Traders in India recently held widespread protests across the nation where they burned Chinese products on the street. They wanted their country to boycott Chinese products since Beijing blocked India’s attempt at the United Nations to blacklist a wanted Pakistani terrorist named Masood Azhar.
Burning Chinese goods
Masood Azhar is the founder of the terror group Jaish-e-Mohammed (JeM), which was involved in a suicide bomb attack against the Indian paramilitary force in February this year. Forty officers lost their lives in the attack. At India’s request, the United Nations Security Council moved to blacklist Azhar. But there was a major hurdle — China blocked the blacklisting attempt, saying that it needs more time to “study” the issue.
This infuriated Indians who have been trying to get the person responsible for the deaths of their officers. As a result, the Confederation of All India Traders (CAIT) held a protest in which Chinese manufactured mobile phones, fax machines, laptops, and toys were burned. CAIT has about 60 million members across the nation.

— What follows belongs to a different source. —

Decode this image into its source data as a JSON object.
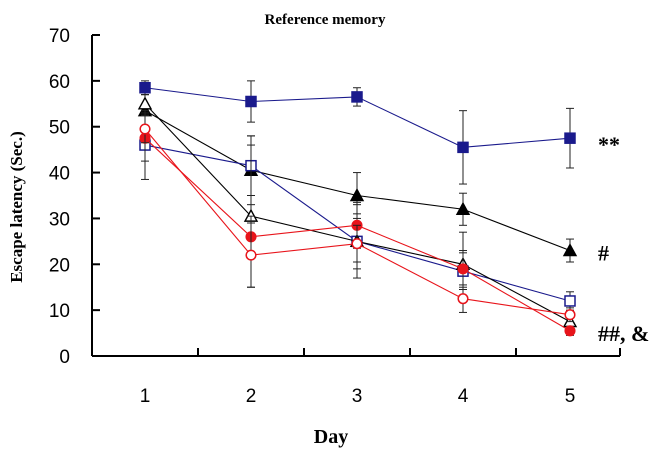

In addition to venting frustration against Beijing’s decision at the UN, traders also asked the Indian government to limit the import of Chinese goods. Traders say that most products from China come at very cheap prices due to unfair trade practices. As such, Indian manufacturers are unable to compete with them when it comes to pricing.

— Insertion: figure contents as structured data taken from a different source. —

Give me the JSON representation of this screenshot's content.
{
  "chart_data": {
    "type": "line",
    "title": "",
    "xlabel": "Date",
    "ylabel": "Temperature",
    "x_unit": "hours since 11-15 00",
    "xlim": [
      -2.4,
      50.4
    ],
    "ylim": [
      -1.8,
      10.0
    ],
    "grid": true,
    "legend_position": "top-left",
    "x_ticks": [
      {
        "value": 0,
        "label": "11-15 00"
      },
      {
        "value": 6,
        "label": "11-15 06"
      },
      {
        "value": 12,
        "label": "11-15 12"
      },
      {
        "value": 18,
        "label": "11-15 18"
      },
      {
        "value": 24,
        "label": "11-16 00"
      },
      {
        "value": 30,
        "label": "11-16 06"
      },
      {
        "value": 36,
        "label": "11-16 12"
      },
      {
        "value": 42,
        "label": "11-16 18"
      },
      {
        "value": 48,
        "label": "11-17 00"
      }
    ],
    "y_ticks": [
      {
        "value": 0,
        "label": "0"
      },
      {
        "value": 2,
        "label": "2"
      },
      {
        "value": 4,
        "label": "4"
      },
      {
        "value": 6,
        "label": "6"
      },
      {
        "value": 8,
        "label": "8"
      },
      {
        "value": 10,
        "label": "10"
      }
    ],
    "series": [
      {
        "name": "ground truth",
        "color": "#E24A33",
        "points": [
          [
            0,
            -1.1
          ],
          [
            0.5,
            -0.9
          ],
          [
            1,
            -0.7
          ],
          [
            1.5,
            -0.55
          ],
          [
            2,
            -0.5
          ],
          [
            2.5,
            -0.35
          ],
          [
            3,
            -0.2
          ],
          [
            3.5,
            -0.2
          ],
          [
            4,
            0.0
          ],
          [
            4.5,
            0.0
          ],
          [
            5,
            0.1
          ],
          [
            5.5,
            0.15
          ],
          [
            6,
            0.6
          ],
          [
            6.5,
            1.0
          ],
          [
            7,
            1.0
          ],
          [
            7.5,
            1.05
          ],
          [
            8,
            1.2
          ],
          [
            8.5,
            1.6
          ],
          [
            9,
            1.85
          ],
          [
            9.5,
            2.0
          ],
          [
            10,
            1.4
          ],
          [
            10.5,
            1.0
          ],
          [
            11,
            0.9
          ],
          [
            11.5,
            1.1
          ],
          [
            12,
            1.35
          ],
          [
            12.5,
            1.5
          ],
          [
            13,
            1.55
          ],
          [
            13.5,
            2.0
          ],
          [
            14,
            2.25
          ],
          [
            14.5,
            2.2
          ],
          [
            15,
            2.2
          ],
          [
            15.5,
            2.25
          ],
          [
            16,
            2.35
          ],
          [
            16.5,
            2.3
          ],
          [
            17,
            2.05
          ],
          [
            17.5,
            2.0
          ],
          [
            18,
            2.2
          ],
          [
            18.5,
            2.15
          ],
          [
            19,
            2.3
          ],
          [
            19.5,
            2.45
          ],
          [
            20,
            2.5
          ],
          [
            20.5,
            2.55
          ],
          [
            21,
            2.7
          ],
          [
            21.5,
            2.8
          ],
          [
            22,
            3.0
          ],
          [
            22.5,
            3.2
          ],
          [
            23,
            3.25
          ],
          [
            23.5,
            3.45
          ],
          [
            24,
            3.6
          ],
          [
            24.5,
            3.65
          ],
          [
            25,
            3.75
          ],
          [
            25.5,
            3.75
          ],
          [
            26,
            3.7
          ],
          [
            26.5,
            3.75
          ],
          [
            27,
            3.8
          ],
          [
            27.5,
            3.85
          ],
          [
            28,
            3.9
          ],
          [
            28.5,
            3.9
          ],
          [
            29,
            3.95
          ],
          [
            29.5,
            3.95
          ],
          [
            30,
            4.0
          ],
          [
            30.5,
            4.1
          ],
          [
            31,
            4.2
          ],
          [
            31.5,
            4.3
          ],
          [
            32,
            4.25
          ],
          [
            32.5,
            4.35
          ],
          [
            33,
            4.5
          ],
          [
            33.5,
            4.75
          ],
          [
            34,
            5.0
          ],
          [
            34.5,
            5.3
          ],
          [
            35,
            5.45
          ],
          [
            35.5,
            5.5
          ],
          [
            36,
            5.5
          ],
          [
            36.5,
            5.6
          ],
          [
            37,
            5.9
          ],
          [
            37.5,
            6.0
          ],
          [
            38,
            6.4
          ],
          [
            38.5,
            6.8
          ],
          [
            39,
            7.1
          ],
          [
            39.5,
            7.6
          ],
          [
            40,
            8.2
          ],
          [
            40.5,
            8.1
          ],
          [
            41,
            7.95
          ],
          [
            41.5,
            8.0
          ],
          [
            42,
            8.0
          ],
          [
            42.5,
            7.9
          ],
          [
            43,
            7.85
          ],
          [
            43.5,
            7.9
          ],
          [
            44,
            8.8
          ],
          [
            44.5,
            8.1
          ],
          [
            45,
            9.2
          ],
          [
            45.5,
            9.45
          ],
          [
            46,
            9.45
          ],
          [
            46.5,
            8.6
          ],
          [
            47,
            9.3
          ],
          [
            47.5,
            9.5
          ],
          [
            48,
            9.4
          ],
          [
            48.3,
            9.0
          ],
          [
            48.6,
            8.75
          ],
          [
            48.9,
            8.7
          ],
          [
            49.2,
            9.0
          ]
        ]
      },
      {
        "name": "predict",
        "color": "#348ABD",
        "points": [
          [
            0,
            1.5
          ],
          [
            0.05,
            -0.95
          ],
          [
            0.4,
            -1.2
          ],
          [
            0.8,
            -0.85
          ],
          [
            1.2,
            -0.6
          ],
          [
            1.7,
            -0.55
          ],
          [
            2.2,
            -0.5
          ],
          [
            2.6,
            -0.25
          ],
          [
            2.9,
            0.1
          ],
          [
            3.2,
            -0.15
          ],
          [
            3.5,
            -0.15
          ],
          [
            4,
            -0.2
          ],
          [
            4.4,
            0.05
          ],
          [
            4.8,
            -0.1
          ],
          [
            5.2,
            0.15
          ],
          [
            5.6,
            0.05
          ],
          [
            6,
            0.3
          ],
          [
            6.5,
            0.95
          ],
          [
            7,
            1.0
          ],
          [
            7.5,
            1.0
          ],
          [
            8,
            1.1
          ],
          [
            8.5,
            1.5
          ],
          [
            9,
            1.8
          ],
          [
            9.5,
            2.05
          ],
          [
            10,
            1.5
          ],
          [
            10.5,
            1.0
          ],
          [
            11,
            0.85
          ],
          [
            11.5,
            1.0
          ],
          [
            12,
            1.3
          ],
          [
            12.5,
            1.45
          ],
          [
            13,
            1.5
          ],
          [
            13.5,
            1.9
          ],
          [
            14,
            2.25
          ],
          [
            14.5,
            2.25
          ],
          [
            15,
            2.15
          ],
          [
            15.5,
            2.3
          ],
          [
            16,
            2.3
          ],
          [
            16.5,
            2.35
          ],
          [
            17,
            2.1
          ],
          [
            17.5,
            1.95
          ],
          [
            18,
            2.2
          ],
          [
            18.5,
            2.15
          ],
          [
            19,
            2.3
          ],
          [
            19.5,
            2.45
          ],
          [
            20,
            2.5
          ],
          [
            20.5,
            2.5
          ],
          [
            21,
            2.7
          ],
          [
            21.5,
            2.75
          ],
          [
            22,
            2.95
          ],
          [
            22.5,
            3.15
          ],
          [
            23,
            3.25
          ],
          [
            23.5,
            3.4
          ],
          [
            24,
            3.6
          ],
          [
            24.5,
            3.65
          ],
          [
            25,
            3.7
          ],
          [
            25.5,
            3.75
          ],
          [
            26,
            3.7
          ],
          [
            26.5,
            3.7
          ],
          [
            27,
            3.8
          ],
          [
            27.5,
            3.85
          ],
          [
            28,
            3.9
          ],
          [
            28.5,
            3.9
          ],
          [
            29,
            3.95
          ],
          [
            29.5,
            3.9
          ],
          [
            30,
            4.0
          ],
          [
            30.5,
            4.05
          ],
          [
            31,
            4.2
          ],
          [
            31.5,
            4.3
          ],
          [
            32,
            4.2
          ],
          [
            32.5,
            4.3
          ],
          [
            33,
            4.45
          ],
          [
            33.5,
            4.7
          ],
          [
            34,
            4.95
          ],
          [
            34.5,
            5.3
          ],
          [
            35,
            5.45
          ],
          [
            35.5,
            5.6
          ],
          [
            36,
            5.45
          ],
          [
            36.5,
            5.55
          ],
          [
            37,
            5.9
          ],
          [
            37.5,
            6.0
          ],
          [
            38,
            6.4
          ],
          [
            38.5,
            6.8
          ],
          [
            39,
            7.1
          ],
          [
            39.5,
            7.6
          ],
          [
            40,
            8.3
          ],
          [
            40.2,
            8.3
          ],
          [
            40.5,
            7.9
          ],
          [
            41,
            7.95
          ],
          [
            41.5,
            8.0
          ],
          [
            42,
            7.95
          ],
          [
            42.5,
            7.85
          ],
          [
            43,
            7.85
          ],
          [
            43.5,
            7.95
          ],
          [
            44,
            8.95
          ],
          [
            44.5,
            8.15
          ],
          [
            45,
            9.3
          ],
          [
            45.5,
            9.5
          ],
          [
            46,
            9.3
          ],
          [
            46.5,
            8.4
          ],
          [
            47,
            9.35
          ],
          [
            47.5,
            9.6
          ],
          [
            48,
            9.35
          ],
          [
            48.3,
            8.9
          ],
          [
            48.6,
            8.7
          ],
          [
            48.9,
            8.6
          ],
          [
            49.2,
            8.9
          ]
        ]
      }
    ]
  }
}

“When such material which are grossly undervalued come to the port, custom duty is paid at a very low price. Also IGST [international goods and services tax] is paid at a very lower price and then this material goes into grey market and is sold at very competitive prices as compared to Indian goods where GST is paid at full amount,” CAIT said in a statement (QZ).

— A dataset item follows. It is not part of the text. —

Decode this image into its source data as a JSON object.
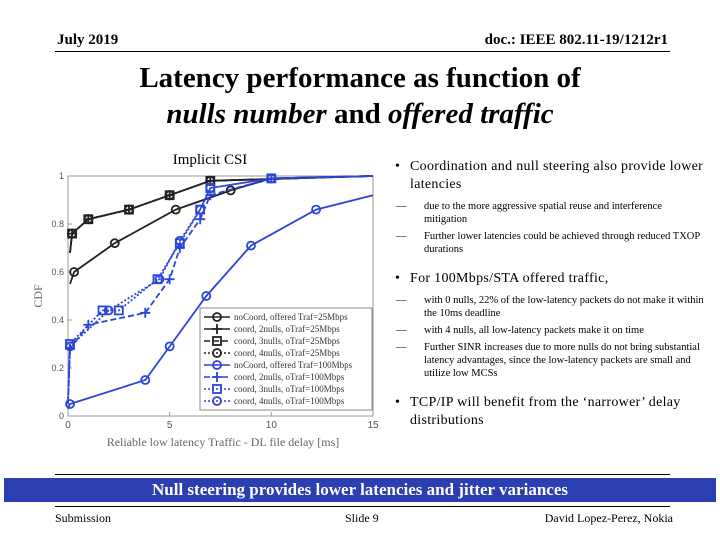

Even though some traders asked for a complete ban on Chinese products, experts do not see that happening. However, the government might consider increasing tariffs on certain products to send Beijing a message that acting against the security interests of the country can damage the business prospects of Chinese companies. The Indian government could also consider providing tax incentives to local manufacturers so that Indian products get priced competitively against Chinese ones in the future.
India has tremendous potential in the manufacturing sector and even beats China when it comes to labor costs. India’s labor cost in 2015 was estimated to be US$1.72/hour. The Chinese charged almost two to three times the figure. Despite this advantage in labor cost, India has lagged behind China in developing a robust manufacturing industry mostly because of poor economic planning.
India’s infrastructure is considerably below par. The lack of a well-developed transportation network of roads, airports, and shipping ports means that products manufactured in India incur heavy transportation costs. Cutting down logistics costs from 14 percent to 9 percent of GDP would result in savings to the tune of US$50 billion. This would essentially make products cheaper and more competitive both in the domestic and international markets.
“The scale of manufacturing in India needs to be increased, but that cannot happen by catering to the domestic market alone. Companies need to be able to tap global markets, for which India needs a strong policy that provides incentives for export of electronics goods. This will create the scale that will attract FDI into the country from global electronics component manufacturers and create jobs,” according to The Economic Times.
India also needs to develop an efficient dispute resolving mechanism for contracts. While it takes about six months for a business dispute to be settled in Singapore, it takes almost four years for the same dispute to get resolved in India. Such lethargy only keeps manufacturers away from setting up shop in the country.